Ilaria Cucchi afferma con fermezza la sua posizione riguardo agli abusi di potere nelle forze dell’ordine, scrivendo al comandante generale dell’Arma dei Carabinieri, Salvatore Luongo. La lettera, inviata dopo la morte di Ramy El Gami a Milano, solleva interrogativi sulla credibilità e sull’integrità dell’istituzione. In un contesto di tensione sociale e crescente richiesta di giustizia dopo casi drammatici, le parole di Cucchi assumono un significato profondo nel panorama dei diritti civili.
La lettera di Ilaria Cucchi
Nella missiva, Ilaria si presenta come una cittadina profondamente colpita dalla violenza e dall’ingiustizia. La sua esperienza personale, legata alla morte del fratello Stefano nel 2009, ha segnato fortemente la sua vita. Cucchi condivide con Luongo i dettagli e le ripercussioni del pestaggio subito da Stefano, ridotto in fin di vita da un intervento delle forze dell’ordine. A tal riguardo, sottolinea che i colpevoli sono stati condannati, ma i silenzi e i depistaggi hanno avvelenato la ricerca della verità.

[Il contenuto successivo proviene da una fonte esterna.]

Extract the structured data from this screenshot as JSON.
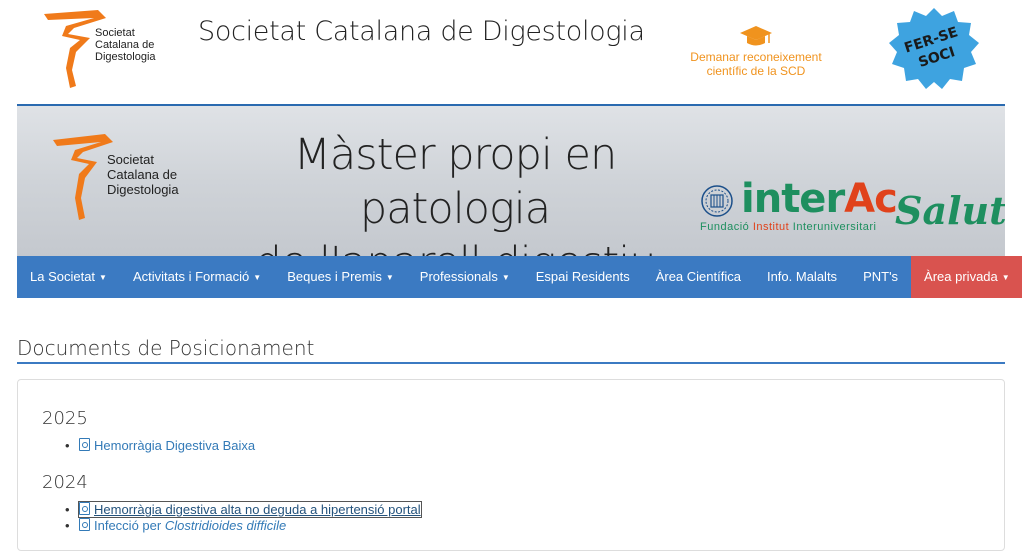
{
  "header": {
    "logo_text": [
      "Societat",
      "Catalana de",
      "Digestologia"
    ],
    "site_title": "Societat Catalana de Digestologia",
    "recognition_link": [
      "Demanar reconeixement",
      "científic de la SCD"
    ],
    "badge_text": [
      "FER-SE",
      "SOCI"
    ],
    "icons": [
      "graduation-cap-icon",
      "logo-icon"
    ],
    "accent_color": "#f0931e"
  },
  "banner": {
    "logo_text": [
      "Societat",
      "Catalana de",
      "Digestologia"
    ],
    "title_lines": [
      "Màster propi en patologia",
      "de  l'aparell digestiu"
    ],
    "partner": {
      "brand_a": "inter",
      "brand_b": "Ac",
      "brand_c": "Salut",
      "foundation_a": "Fundació",
      "foundation_b": "Institut",
      "foundation_c": "Interuniversitari"
    }
  },
  "nav": {
    "items": [
      {
        "label": "La Societat",
        "dropdown": true
      },
      {
        "label": "Activitats i Formació",
        "dropdown": true
      },
      {
        "label": "Beques i Premis",
        "dropdown": true
      },
      {
        "label": "Professionals",
        "dropdown": true
      },
      {
        "label": "Espai Residents",
        "dropdown": false
      },
      {
        "label": "Àrea Científica",
        "dropdown": false
      },
      {
        "label": "Info. Malalts",
        "dropdown": false
      },
      {
        "label": "PNT's",
        "dropdown": false
      }
    ],
    "private_area": "Àrea privada",
    "nav_color": "#3b7ac2",
    "private_color": "#d9534f"
  },
  "content": {
    "page_title": "Documents de Posicionament",
    "groups": [
      {
        "year": "2025",
        "docs": [
          {
            "title": "Hemorràgia Digestiva Baixa"
          }
        ]
      },
      {
        "year": "2024",
        "docs": [
          {
            "title": "Hemorràgia digestiva alta no deguda a hipertensió portal"
          },
          {
            "title_prefix": "Infecció per ",
            "title_italic": "Clostridioides difficile"
          }
        ]
      }
    ]
  }
}
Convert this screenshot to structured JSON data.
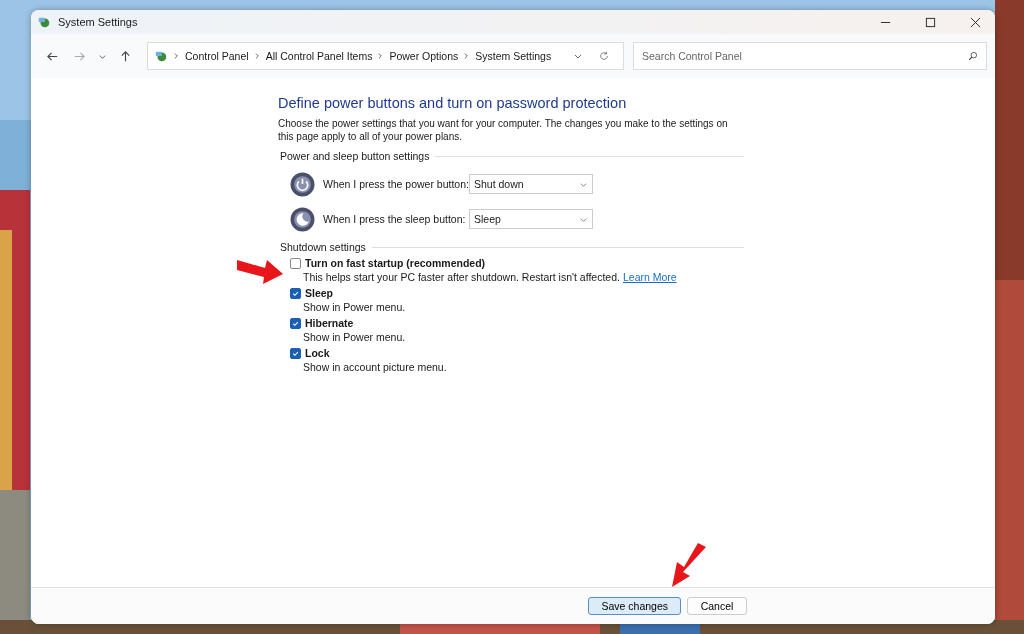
{
  "window": {
    "title": "System Settings"
  },
  "breadcrumb": [
    "Control Panel",
    "All Control Panel Items",
    "Power Options",
    "System Settings"
  ],
  "search": {
    "placeholder": "Search Control Panel"
  },
  "heading": "Define power buttons and turn on password protection",
  "intro": "Choose the power settings that you want for your computer. The changes you make to the settings on this page apply to all of your power plans.",
  "button_section": {
    "title": "Power and sleep button settings",
    "rows": [
      {
        "kind": "power",
        "label": "When I press the power button:",
        "value": "Shut down"
      },
      {
        "kind": "sleep",
        "label": "When I press the sleep button:",
        "value": "Sleep"
      }
    ]
  },
  "shutdown_section": {
    "title": "Shutdown settings",
    "options": [
      {
        "label": "Turn on fast startup (recommended)",
        "checked": false,
        "description": "This helps start your PC faster after shutdown. Restart isn't affected.",
        "link": "Learn More"
      },
      {
        "label": "Sleep",
        "checked": true,
        "description": "Show in Power menu."
      },
      {
        "label": "Hibernate",
        "checked": true,
        "description": "Show in Power menu."
      },
      {
        "label": "Lock",
        "checked": true,
        "description": "Show in account picture menu."
      }
    ]
  },
  "buttons": [
    {
      "label": "Save changes",
      "kind": "primary"
    },
    {
      "label": "Cancel",
      "kind": "secondary"
    }
  ]
}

“Caro Generale”, scrive Ilaria, “la Giustizia è degli uomini e gli uomini cambiano”. Con questa frase, mette in luce la sfiducia nelle istituzioni, che ora sembra investire anche i più alti gradi dell’Arma. Cucchi parla di incredulità di fronte al fatto che dopo le condanne per depistaggi, alcuni alti ufficiali potrebbero ottenere l’assoluzione, e ciò suscita domande sul vero percorso della giustizia.
Il caso di Ramy El Gami
La lettera prosegue con un richiamo concreto alla sofferenza della famiglia di Ramy El Gami, il giovane di 19 anni morto in un incidente a Milano. Ilaria descrive le immagini raccapriccianti della vicenda, risultati di una corsa che ha portato alla morte. Sebbene riconosca che spetta alla Magistratura decidere, sottolinea la profonda emozione provata nel rivedere gli eventi drammatici e chiede chiarezza.

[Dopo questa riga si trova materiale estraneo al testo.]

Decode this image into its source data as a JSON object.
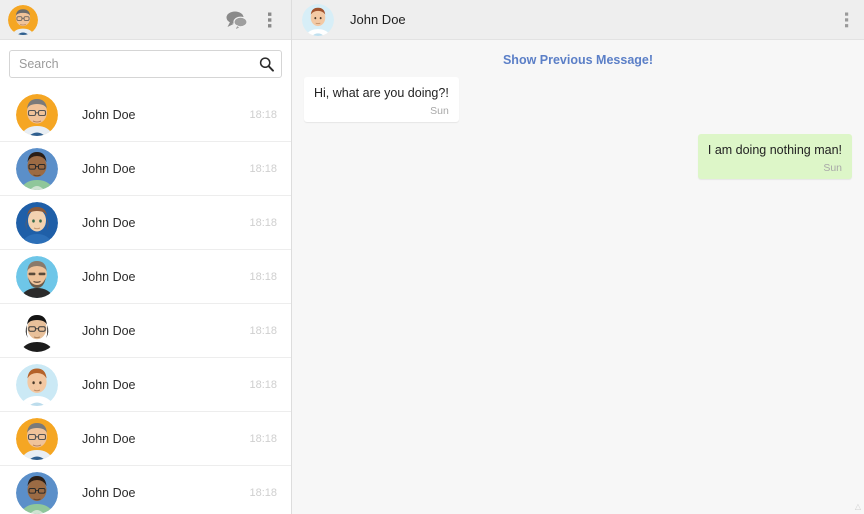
{
  "sidebar": {
    "header": {
      "profile_avatar_name": "current-user-avatar",
      "chats_icon": "chats-icon",
      "menu_icon": "more-vertical-icon"
    },
    "search": {
      "placeholder": "Search",
      "value": "",
      "icon": "search-icon"
    },
    "chats": [
      {
        "name": "John Doe",
        "time": "18:18",
        "avatar": "avatar-orange-glasses"
      },
      {
        "name": "John Doe",
        "time": "18:18",
        "avatar": "avatar-blue-darkskin"
      },
      {
        "name": "John Doe",
        "time": "18:18",
        "avatar": "avatar-navy-longhair"
      },
      {
        "name": "John Doe",
        "time": "18:18",
        "avatar": "avatar-cyan-beard"
      },
      {
        "name": "John Doe",
        "time": "18:18",
        "avatar": "avatar-white-blackhair"
      },
      {
        "name": "John Doe",
        "time": "18:18",
        "avatar": "avatar-lightblue-ginger"
      },
      {
        "name": "John Doe",
        "time": "18:18",
        "avatar": "avatar-orange-glasses"
      },
      {
        "name": "John Doe",
        "time": "18:18",
        "avatar": "avatar-blue-darkskin"
      }
    ]
  },
  "conversation": {
    "header": {
      "title": "John Doe",
      "avatar_name": "contact-avatar",
      "menu_icon": "more-vertical-icon"
    },
    "show_previous_label": "Show Previous Message!",
    "messages": [
      {
        "text": "Hi, what are you doing?!",
        "time": "Sun",
        "direction": "in"
      },
      {
        "text": "I am doing nothing man!",
        "time": "Sun",
        "direction": "out"
      }
    ]
  },
  "colors": {
    "header_bg": "#eeeeee",
    "chat_bg": "#f7f7f7",
    "outgoing_bubble": "#ddf6c8",
    "incoming_bubble": "#ffffff",
    "link_blue": "#5b7fc7",
    "time_gray": "#cfcfcf"
  }
}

Aiutare a ricostruire la verità è il suo obiettivo principale. Chiede la sospensione e persino la destituzione dei carabinieri coinvolti, poiché le loro relazioni sull’incidente sembrano discostarsi dalla verità documentata dai video. Questa richiesta non è solo un atto di giustizia formale, bensì un tentativo di ripristinare la fiducia nel servizio di polizia.
La lotta contro l’impunità
Ilaria Cucchi porta alla luce una questione urgentissima: il rispetto dell’onore e della dignità delle divise indossate dai carabinieri. La sua richiesta non implica una condanna gratuita, ma piuttosto, desidera sottolineare che chiunque falsifichi i fatti deve affrontare conseguenze. “Coloro che hanno ricostruito i fatti in modo errato”, dice, “non meritano di indossare la vostra onoratissima divisa”.

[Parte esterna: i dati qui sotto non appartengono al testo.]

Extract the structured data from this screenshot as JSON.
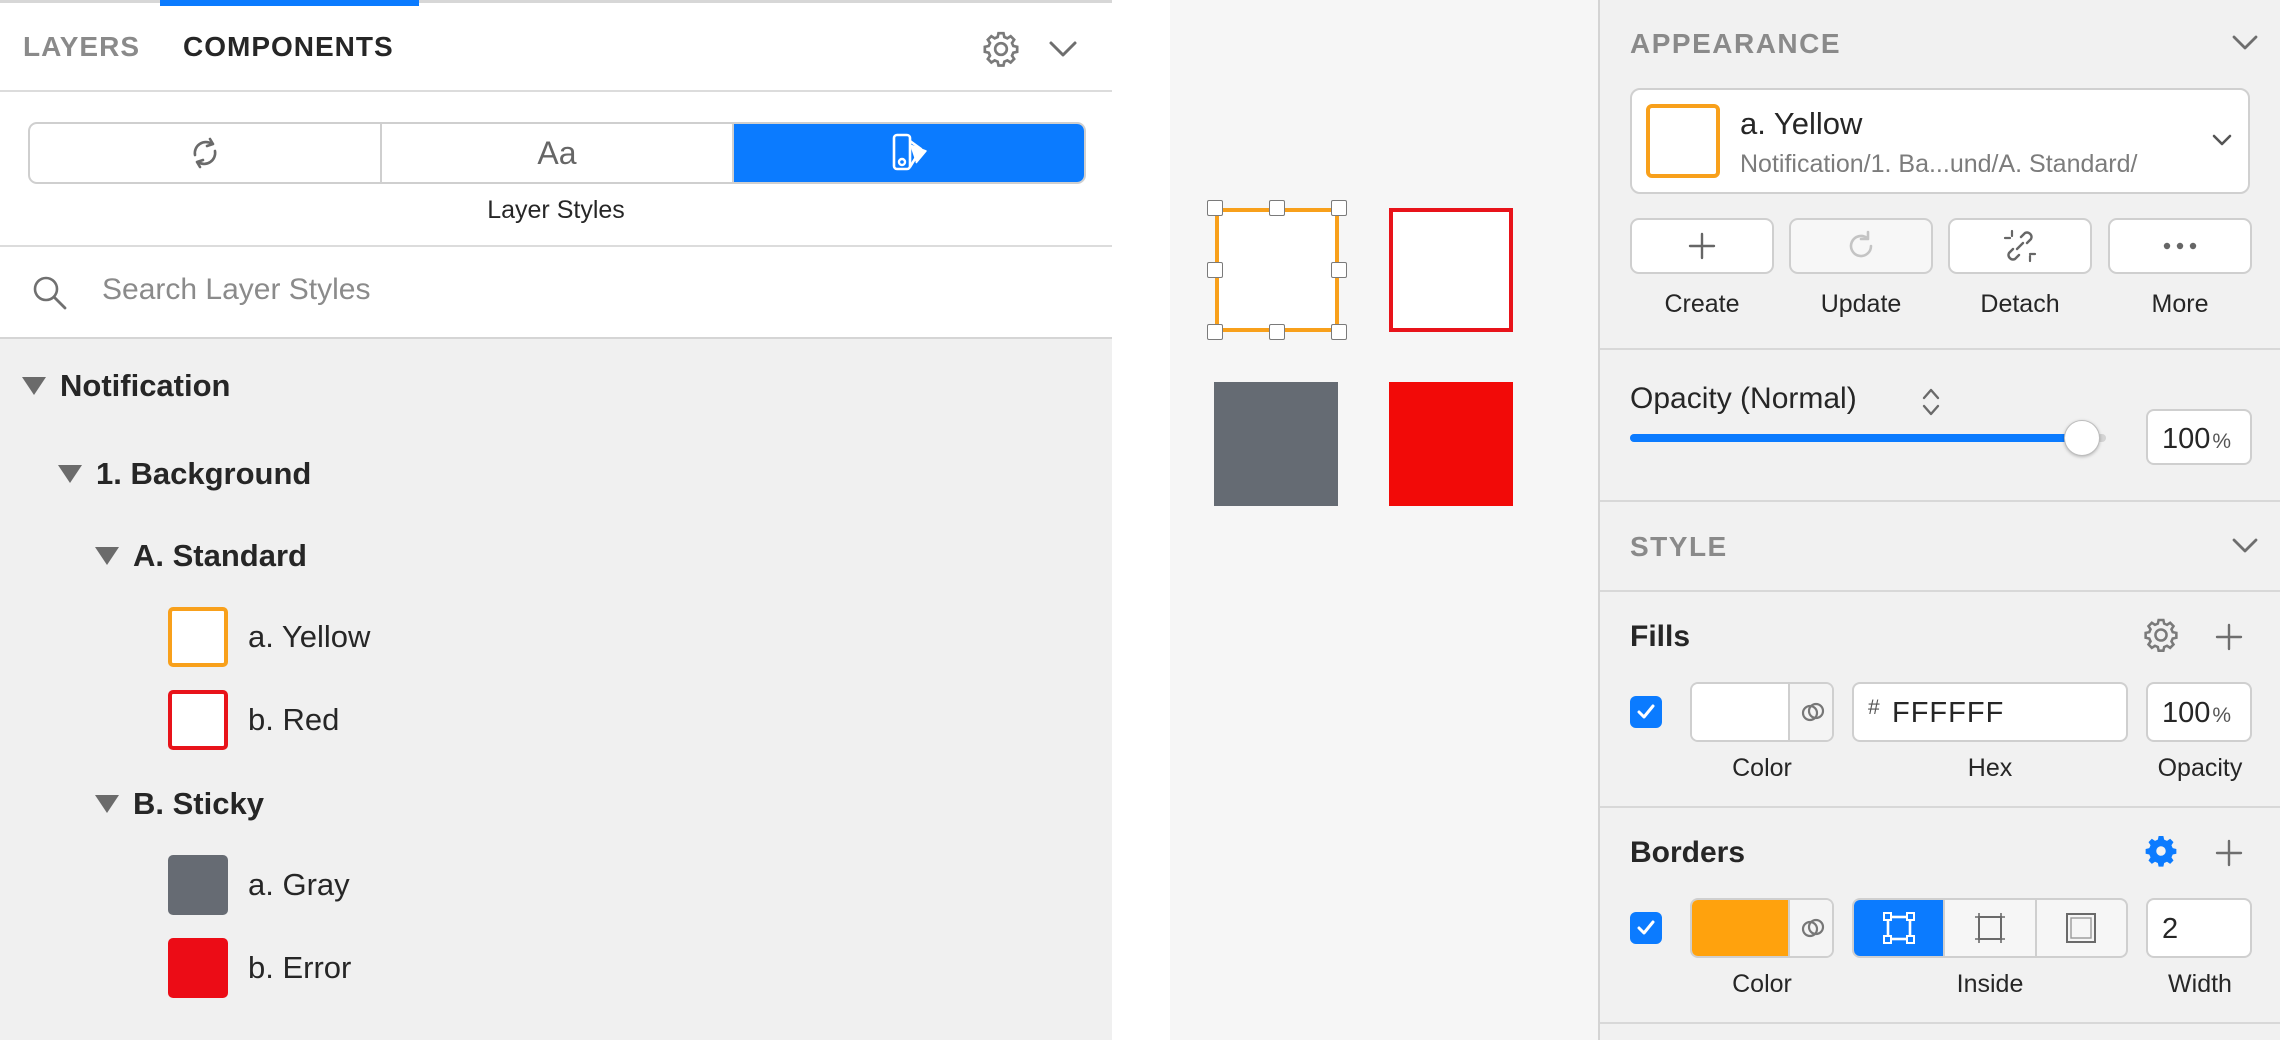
{
  "left_panel": {
    "tabs": [
      {
        "label": "LAYERS",
        "active": false
      },
      {
        "label": "COMPONENTS",
        "active": true
      }
    ],
    "segments": [
      {
        "icon": "sync-icon",
        "label": "Aa",
        "active": false
      },
      {
        "icon": "text-styles-icon",
        "label": "Aa",
        "active": false
      },
      {
        "icon": "layer-styles-icon",
        "label": "",
        "active": true
      }
    ],
    "segment_caption": "Layer Styles",
    "search": {
      "placeholder": "Search Layer Styles",
      "value": ""
    },
    "tree": {
      "root": "Notification",
      "group1": "1. Background",
      "subgroup_a": "A. Standard",
      "items_a": [
        {
          "label": "a. Yellow",
          "border": "#f8a01b",
          "fill": "#ffffff"
        },
        {
          "label": "b. Red",
          "border": "#e8131a",
          "fill": "#ffffff"
        }
      ],
      "subgroup_b": "B. Sticky",
      "items_b": [
        {
          "label": "a. Gray",
          "border": "#666b73",
          "fill": "#666b73"
        },
        {
          "label": "b. Error",
          "border": "#ec0c16",
          "fill": "#ec0c16"
        }
      ]
    }
  },
  "canvas": {
    "shapes": [
      {
        "name": "yellow",
        "fill": "#ffffff",
        "border": "#f8a01b",
        "selected": true
      },
      {
        "name": "red",
        "fill": "#ffffff",
        "border": "#e8131a",
        "selected": false
      },
      {
        "name": "gray",
        "fill": "#656b73",
        "border": "#656b73",
        "selected": false
      },
      {
        "name": "error",
        "fill": "#f20a08",
        "border": "#f20a08",
        "selected": false
      }
    ]
  },
  "inspector": {
    "appearance_title": "APPEARANCE",
    "style_name": "a. Yellow",
    "style_path": "Notification/1. Ba...und/A. Standard/",
    "style_border_color": "#f8a01b",
    "actions": [
      {
        "label": "Create",
        "icon": "plus-icon",
        "enabled": true
      },
      {
        "label": "Update",
        "icon": "refresh-icon",
        "enabled": false
      },
      {
        "label": "Detach",
        "icon": "unlink-icon",
        "enabled": true
      },
      {
        "label": "More",
        "icon": "more-icon",
        "enabled": true
      }
    ],
    "opacity_label": "Opacity (Normal)",
    "opacity_value": "100",
    "opacity_unit": "%",
    "opacity_fraction": 0.95,
    "style_title": "STYLE",
    "fills": {
      "title": "Fills",
      "enabled": true,
      "color": "#ffffff",
      "hex_prefix": "#",
      "hex": "FFFFFF",
      "opacity": "100",
      "opacity_unit": "%",
      "labels": {
        "color": "Color",
        "hex": "Hex",
        "opacity": "Opacity"
      }
    },
    "borders": {
      "title": "Borders",
      "enabled": true,
      "color": "#ffa20d",
      "position": "Inside",
      "width": "2",
      "labels": {
        "color": "Color",
        "position": "Inside",
        "width": "Width"
      }
    },
    "accent": "#0b7bff"
  }
}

Cucchi si offre persino di incontrare Luongo per condividere il suo vissuto e discutere dell’effetto devastante che tali comportamenti hanno sulla credibilità dell’istituto. A tal fine, mette in luce le cicatrici emotive che la sua famiglia porta ancora oggi, preparando il terreno per un dialogo aperto e onesto attraverso il racconto del dolore e della ricerca della verità.
Riflessioni sul futuro delle forze dell’ordine
Ilaria Cucchi conclude la lettera esprimendo il suo amore per le forze dell’ordine, sottolineando che, mentre alcuni dettagli scoraggiano, la maggior parte dei carabinieri lavora in modo onesto. Invita Luongo a proteggere coloro che operano nel rispetto della legge e della verità, affinché tutti possano continuare a vedere nelle forze dell’ordine non solo un simbolo di autorità, ma anche di giustizia e sacrificio per il bene comune.
La lettera di Ilaria Cucchi rappresenta un’eco di un grido collettivo per il cambiamento. Si tratta di un appello a garantire che la giustizia sia onorata e che ogni cittadino possa confidare nel lavoro delle forze dell’ordine, senza timori né ombre che possano compromettere l’onore del servizio.